CIOs Step into the Forefront of Customer Experience

Linda Ban, Global C-suite Study Director, IBM’s Institute for Business Value

Linda Ban, Global C-suite Study Director, IBM’s Institute for Business Value

Today, new technologies are increasingly transforming the way companies work, as well as the way they interact and engage  their customers, which is changing the roles and relationships of C-suite executives, including the CIO. In the past, CIOs  were "masters of the back office" making sure computers didn’t crash, networks were fast and supply chains didn’t lose  products. But, that’s all changed as most of the day-to-day IT functionality has been automated and mastered. CIOs are now  shifting their attention into the world of customer experience and engagement. Increasingly, CIOs say their main job is  setting strategy by helping their organizations develop new business models, tackle risks, and forge closer relationships  with customers.

"CIOs struggle to address legal, security and privacy issues with employees who want to bring their own devices (BYOD) to work"

With that, responsibility comes an increased working relationship between the CIO and the rest of the C-suite executive team. For example, IBM’s Institute for Business Value recently released study found that when a CIO has a close working  relationship with the CMO, the enterprise is more likely to perform better overall. The study also found that more than 75  percent of C-suite executives interviewed share a common key goal of developing and maintaining a deep understanding of their customers, yet only 35 percent of respondents said their organizations already had this level of understanding. In fact,  more than 80 percent of CIOs report they are shifting their focus to the front office where marketing, sales and service  managers work closely with customers. With the difficult task of shaping an organization’s physical presence with its digital assets and processes to enable these relationships, closer collaboration between CIOs and CMOs is vital for an enterprise.

These insights emerged via 1,656 face-to-face interviews IBM conducted with CIOs as part of the company’s CIO study. Most  CIOs are seeing this new environment as exposure for their business and an opportunity for innovation. Not too long ago, CIOs  were the only C-suite executives with a meaningful understanding of technology. Now, others in the C-suite are becoming  increasingly tech savvy, which has worked to the benefit of the CIO asthe study shows that otherCsuite executives –  especially CFOs and CMOs – are more inclined to collaborate with CIOs than ever before.

Investing In New Technologies

As customer engagement is increasingly a critical driver for CIOs, cloud computing has soared in importance with 64 percent  of CIOs naming it as part of their visionary plans compared to 30 percent in 2009. Likewise, mobility solutions have also  experienced a similar jump in importance with 84 percent saying it’s their top focus compared to 68 percent in 2009. With  these technologies as a main driver, two-thirds of CIOs are now exploring how to better serve and collaborate with customers  using cloud computing and social  networking tools.

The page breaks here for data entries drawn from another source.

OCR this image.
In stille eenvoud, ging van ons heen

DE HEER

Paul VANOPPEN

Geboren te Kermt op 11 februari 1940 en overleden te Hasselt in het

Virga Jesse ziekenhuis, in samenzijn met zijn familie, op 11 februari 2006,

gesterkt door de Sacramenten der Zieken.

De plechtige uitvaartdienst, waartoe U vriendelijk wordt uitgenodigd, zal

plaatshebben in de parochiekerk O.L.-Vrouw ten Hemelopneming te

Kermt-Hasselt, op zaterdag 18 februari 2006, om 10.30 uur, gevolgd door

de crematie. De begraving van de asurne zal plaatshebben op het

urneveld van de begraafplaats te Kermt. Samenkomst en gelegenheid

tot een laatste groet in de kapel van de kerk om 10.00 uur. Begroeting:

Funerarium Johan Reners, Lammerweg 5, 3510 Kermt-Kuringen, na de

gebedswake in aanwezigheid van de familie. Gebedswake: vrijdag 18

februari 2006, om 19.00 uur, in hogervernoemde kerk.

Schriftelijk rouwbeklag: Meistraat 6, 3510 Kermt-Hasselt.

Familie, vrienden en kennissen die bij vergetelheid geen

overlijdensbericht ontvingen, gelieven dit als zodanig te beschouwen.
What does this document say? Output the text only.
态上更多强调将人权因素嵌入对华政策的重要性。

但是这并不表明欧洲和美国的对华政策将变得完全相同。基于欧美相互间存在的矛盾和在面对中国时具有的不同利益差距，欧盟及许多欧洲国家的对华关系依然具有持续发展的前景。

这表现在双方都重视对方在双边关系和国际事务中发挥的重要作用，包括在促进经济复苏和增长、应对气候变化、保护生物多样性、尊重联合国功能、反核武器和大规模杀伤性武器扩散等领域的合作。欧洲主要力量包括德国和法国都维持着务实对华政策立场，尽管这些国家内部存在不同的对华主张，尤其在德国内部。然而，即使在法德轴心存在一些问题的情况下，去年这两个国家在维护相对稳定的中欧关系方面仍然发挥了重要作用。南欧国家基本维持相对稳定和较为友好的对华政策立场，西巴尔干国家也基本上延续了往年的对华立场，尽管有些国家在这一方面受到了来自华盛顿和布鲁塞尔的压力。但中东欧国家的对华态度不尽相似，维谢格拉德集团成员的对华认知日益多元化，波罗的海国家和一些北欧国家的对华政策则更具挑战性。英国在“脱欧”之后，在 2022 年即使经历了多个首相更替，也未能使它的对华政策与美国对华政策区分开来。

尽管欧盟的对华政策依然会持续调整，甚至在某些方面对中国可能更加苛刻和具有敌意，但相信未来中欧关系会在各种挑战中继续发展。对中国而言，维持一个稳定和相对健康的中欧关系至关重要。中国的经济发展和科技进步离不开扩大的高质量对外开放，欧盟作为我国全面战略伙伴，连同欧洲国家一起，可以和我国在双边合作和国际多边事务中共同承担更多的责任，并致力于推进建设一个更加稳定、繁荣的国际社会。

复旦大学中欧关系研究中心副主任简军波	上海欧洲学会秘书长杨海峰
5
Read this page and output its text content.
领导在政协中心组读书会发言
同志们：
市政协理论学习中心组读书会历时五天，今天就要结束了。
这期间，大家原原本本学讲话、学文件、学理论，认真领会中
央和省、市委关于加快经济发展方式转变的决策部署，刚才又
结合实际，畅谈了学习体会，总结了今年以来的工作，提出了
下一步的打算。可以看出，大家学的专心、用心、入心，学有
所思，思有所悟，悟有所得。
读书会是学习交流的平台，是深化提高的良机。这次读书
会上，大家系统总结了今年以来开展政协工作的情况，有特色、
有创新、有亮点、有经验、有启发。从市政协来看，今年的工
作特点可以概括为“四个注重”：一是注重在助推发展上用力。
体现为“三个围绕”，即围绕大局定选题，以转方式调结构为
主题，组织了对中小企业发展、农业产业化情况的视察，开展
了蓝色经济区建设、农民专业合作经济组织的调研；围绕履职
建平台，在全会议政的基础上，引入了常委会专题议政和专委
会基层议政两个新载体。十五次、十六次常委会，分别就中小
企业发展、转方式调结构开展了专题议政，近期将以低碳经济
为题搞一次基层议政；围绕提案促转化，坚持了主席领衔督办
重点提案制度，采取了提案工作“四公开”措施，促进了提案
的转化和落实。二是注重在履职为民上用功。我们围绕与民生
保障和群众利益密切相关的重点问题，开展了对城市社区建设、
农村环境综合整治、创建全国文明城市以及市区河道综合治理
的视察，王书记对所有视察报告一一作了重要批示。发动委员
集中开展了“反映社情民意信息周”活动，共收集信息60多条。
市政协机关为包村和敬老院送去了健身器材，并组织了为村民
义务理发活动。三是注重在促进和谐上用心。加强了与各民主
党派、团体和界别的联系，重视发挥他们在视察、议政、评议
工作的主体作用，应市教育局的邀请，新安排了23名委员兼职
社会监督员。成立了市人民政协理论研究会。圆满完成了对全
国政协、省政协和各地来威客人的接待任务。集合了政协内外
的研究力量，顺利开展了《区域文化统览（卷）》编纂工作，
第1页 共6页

CIOs at top-performing businesses realize that to improve the client experience, they have to know customers better. Many  companies have plenty of data -- carefully collected from social networks, apps, websites, and supply chains -- but what they lack is actionable insight. That’s why so many survey respondents want to invest in new technologies for crunching all those  bytes with two goals in mind:

1. Use sentiment mining and social network analysis to identify behavioral patterns and predict trends. 2. Use analytics to  quickly and effectively analyze the profitability of products and services so they can change their offering as needed.
2. Use analytics to quickly and effectively analyze the profitability of products and services so they can change their  offering as needed.

Collaboration as a Key Business Driver

It’s not just what people know that makes them valuable, it’s what they share. When employees, suppliers, and partners  collaborate, they are more productive and innovative. Some 70 percent of CIOs expect to work with a broader group of partners in the future -- not to boost efficiency or cut costs, but to bolster strategy. Which is why 82 percent of CIOs at leading  organizations are putting tools in place to improve collaboration, compared with just 69 percent at underperforming enterprises.

Mobile plays a big part in these plans, with more than 50 percent of the most successful companies reporting that they are  now equipped to do business anywhere, via any device. Still, CIOs struggle to address legal, security and privacy issues with employees who want to bring their own devices (BYOD) to work. More than 25 percent of the CIOs we spoke with report they are  holding off on BYOD, though ultimately they may have little choice but to consent.

Over time, playing a strategic role will come down to another fundamental kind of collaboration: working with the rest of the C-Suite including 'new' IT buyers such as CMOs, CFOs and HR. Part of managing the expectations that companies are placing on  CIOs will mean getting buy in. This comes down to crafting partnerships at the top. Over time, every aspect of a company’s  business will depend in one way or another on technology -- and the CIO.